In my case, I needed to use pm.Deterministic to track a new variable formed by equations which rely on my priors. As this new equation was not tracked initially (i.e the variable was not captured using pm.Deterministic), and this was ultimately my likelihood function, inference was not happening and the resulting posteriors were junk. Adding pm.Deterministic to keep track of the new variable solved the problem.

There is a good explanation of pm.Deterministic in the help files which made it clear for me.

There is no case where you need a Deterministic for inference to work. It simply records the intermediate values that would be computed anyway otherwise.

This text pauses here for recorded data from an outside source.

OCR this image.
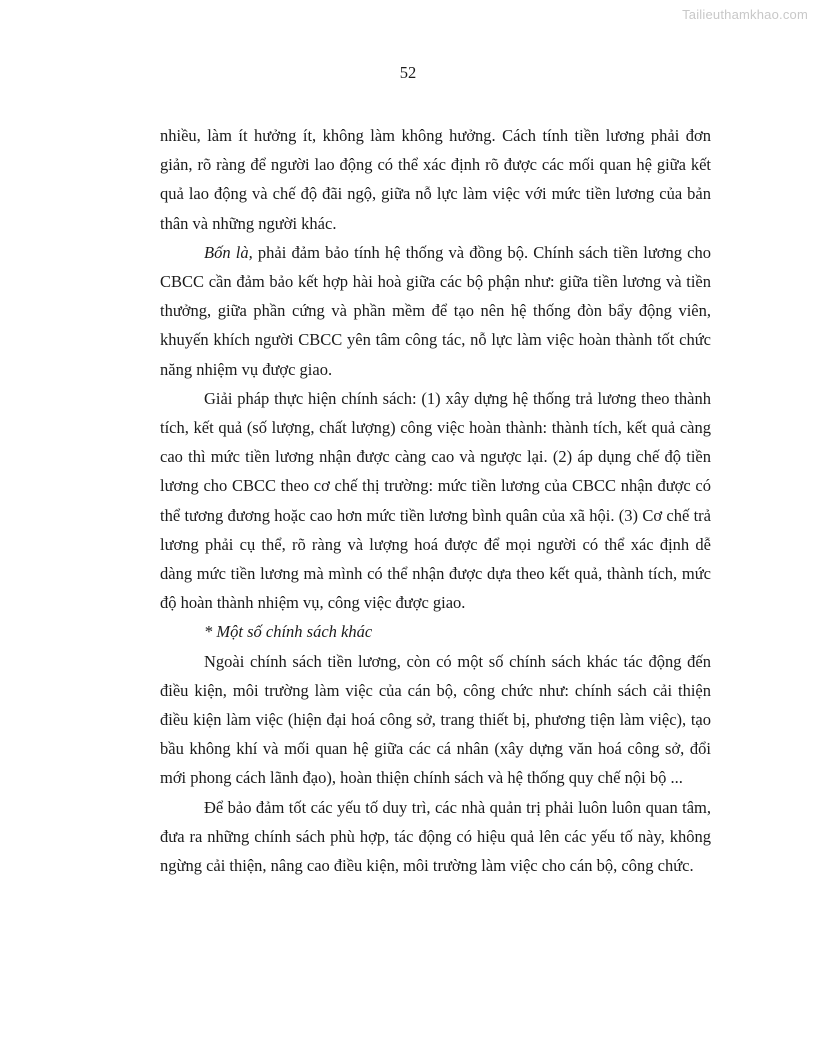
Tailieuthamkhao.com
52

nhiều, làm ít hưởng ít, không làm không hưởng. Cách tính tiền lương phải đơn giản, rõ ràng để người lao động có thể xác định rõ được các mối quan hệ giữa kết quả lao động và chế độ đãi ngộ, giữa nỗ lực làm việc với mức tiền lương của bản thân và những người khác.

Bốn là, phải đảm bảo tính hệ thống và đồng bộ. Chính sách tiền lương cho CBCC cần đảm bảo kết hợp hài hoà giữa các bộ phận như: giữa tiền lương và tiền thưởng, giữa phần cứng và phần mềm để tạo nên hệ thống đòn bẩy động viên, khuyến khích người CBCC yên tâm công tác, nỗ lực làm việc hoàn thành tốt chức năng nhiệm vụ được giao.

Giải pháp thực hiện chính sách: (1) xây dựng hệ thống trả lương theo thành tích, kết quả (số lượng, chất lượng) công việc hoàn thành: thành tích, kết quả càng cao thì mức tiền lương nhận được càng cao và ngược lại. (2) áp dụng chế độ tiền lương cho CBCC theo cơ chế thị trường: mức tiền lương của CBCC nhận được có thể tương đương hoặc cao hơn mức tiền lương bình quân của xã hội. (3) Cơ chế trả lương phải cụ thể, rõ ràng và lượng hoá được để mọi người có thể xác định dễ dàng mức tiền lương mà mình có thể nhận được dựa theo kết quả, thành tích, mức độ hoàn thành nhiệm vụ, công việc được giao.

* Một số chính sách khác

Ngoài chính sách tiền lương, còn có một số chính sách khác tác động đến điều kiện, môi trường làm việc của cán bộ, công chức như: chính sách cải thiện điều kiện làm việc (hiện đại hoá công sở, trang thiết bị, phương tiện làm việc), tạo bầu không khí và mối quan hệ giữa các cá nhân (xây dựng văn hoá công sở, đổi mới phong cách lãnh đạo), hoàn thiện chính sách và hệ thống quy chế nội bộ ...

Để bảo đảm tốt các yếu tố duy trì, các nhà quản trị phải luôn luôn quan tâm, đưa ra những chính sách phù hợp, tác động có hiệu quả lên các yếu tố này, không ngừng cải thiện, nâng cao điều kiện, môi trường làm việc cho cán bộ, công chức.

You must have had some other error in your code without Deterministics

Strange.

Taking the help function example:

Indeed, PyMC allows for arbitrary combinations of random variables, for example in the case of a logistic regression

with pm.Model():
    alpha = pm.Normal("alpha", 0, 1)
    intercept = pm.Normal("intercept", 0, 1)
    p = pm.math.invlogit(alpha * x + intercept)
    outcome = pm.Bernoulli("outcome", p, observed=outcomes)

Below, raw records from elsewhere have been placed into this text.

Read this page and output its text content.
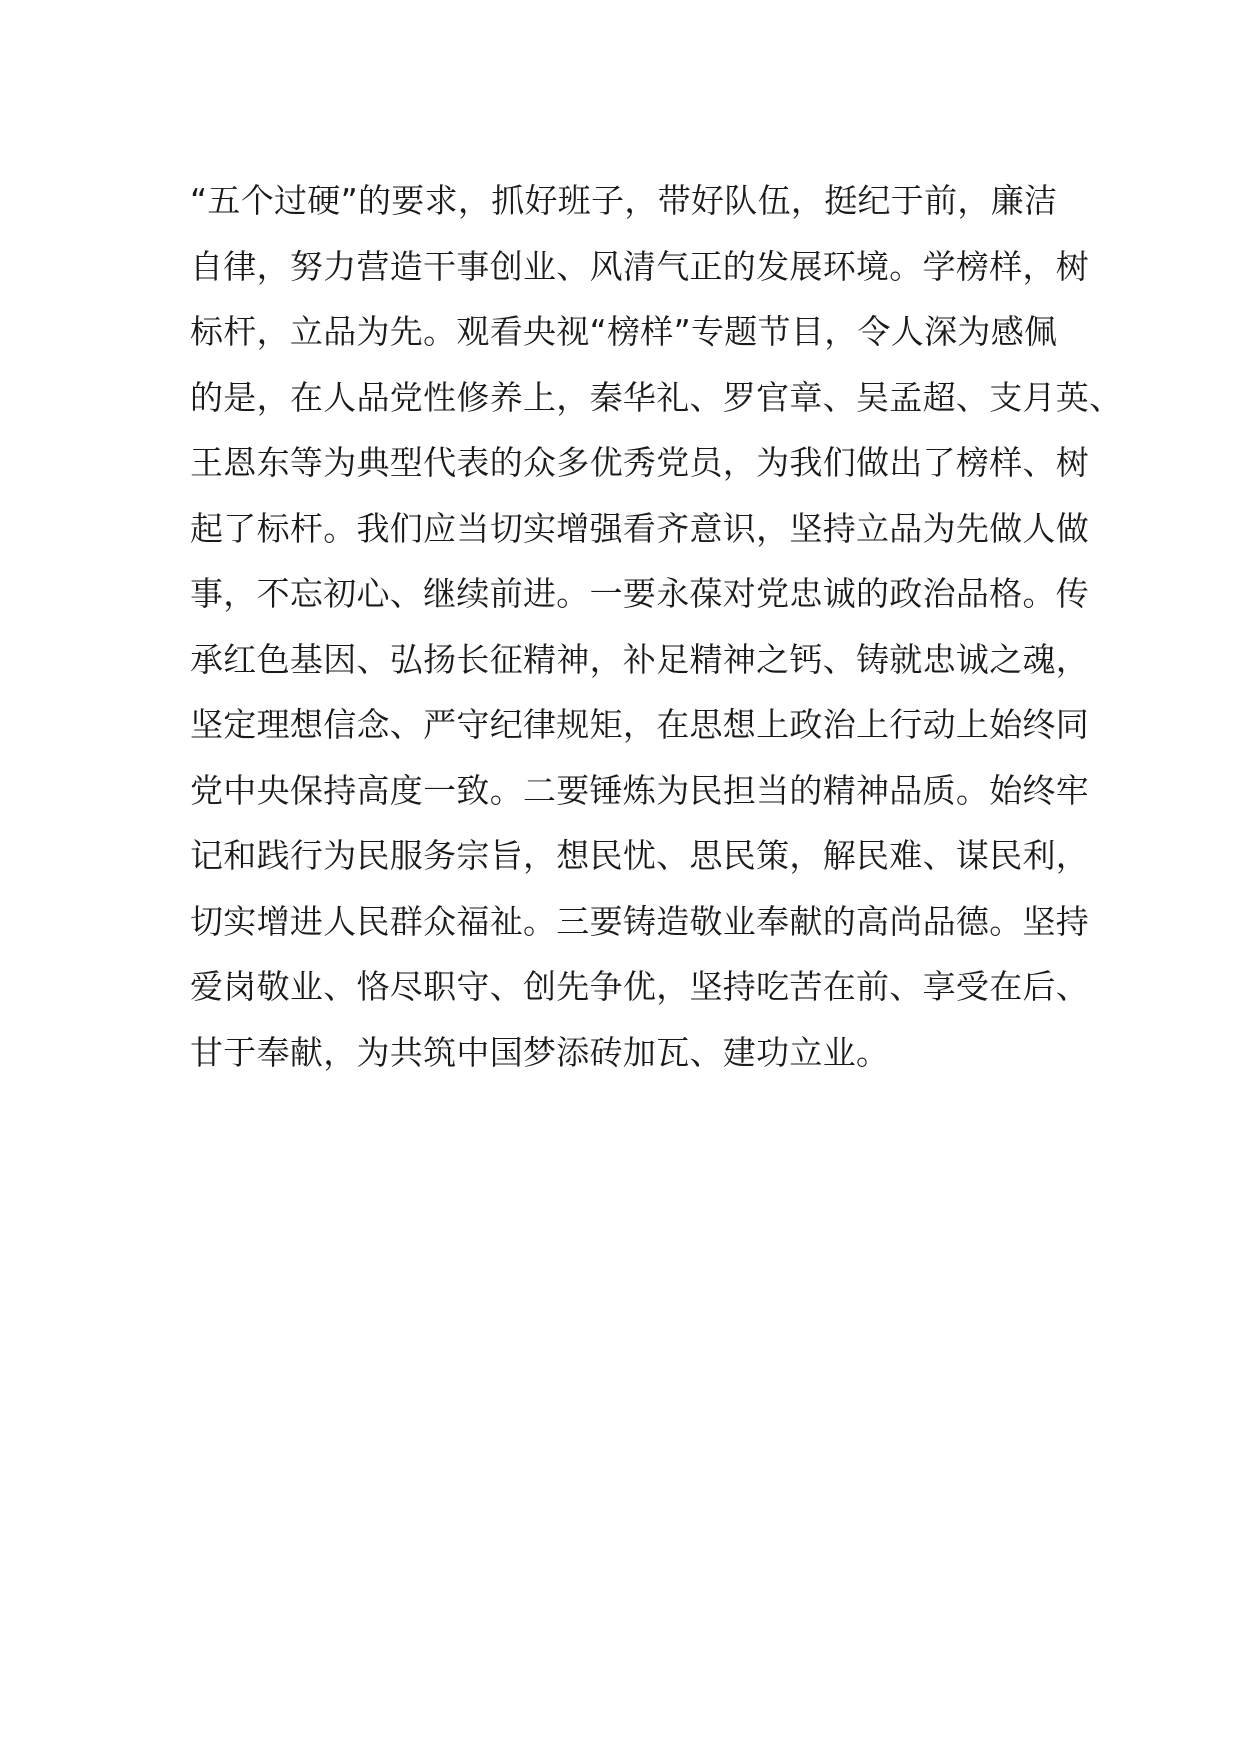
“五个过硬”的要求，抓好班子，带好队伍，挺纪于前，廉洁
自律，努力营造干事创业、风清气正的发展环境。学榜样，树
标杆，立品为先。观看央视“榜样”专题节目，令人深为感佩
的是，在人品党性修养上，秦华礼、罗官章、吴孟超、支月英、
王恩东等为典型代表的众多优秀党员，为我们做出了榜样、树
起了标杆。我们应当切实增强看齐意识，坚持立品为先做人做
事，不忘初心、继续前进。一要永葆对党忠诚的政治品格。传
承红色基因、弘扬长征精神，补足精神之钙、铸就忠诚之魂，
坚定理想信念、严守纪律规矩，在思想上政治上行动上始终同
党中央保持高度一致。二要锤炼为民担当的精神品质。始终牢
记和践行为民服务宗旨，想民忧、思民策，解民难、谋民利，
切实增进人民群众福祉。三要铸造敬业奉献的高尚品德。坚持
爱岗敬业、恪尽职守、创先争优，坚持吃苦在前、享受在后、
甘于奉献，为共筑中国梦添砖加瓦、建功立业。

but doesn’t memorize the fact that the expression pm.math.invlogit(alpha * x + intercept) has been affected to the variable p. If the quantity p is important and one would like to track its value in the sampling trace, then one can use a deterministic node:

with pm.Model():
    alpha = pm.Normal("alpha", 0, 1)
    intercept = pm.Normal("intercept", 0, 1)
    p = pm.Deterministic("p", pm.math.invlogit(alpha * x + intercept))
    outcome = pm.Bernoulli("outcome", p, observed=outcomes)

These two models are strictly equivalent from a mathematical point of view. However, in the first case, the inference data will only contain values for the variables alpha, intercept and outcome. In the second, it will also contain sampled values of p for each of the observed points.

This example really helped in my efforts. Relating this to the example above, the value ‘p’ approximates how I calculated my likelihood, which was subsequently compared to an observation of similar size.

Without the deterministic aspect, the traces for posteriors show no convergence, the sampler was bouncing around the space allowed within the prior distributions. Adding a deterministic element solved it and made sense to me at the time…

I’m saying you must have something else going on. It cannot be explained by adding/removing a Deterministic. Those two examples from the code will behave the same with or without the Deterministic

Ok cool - I will do some digging and see if I can uncover anything. Thanks!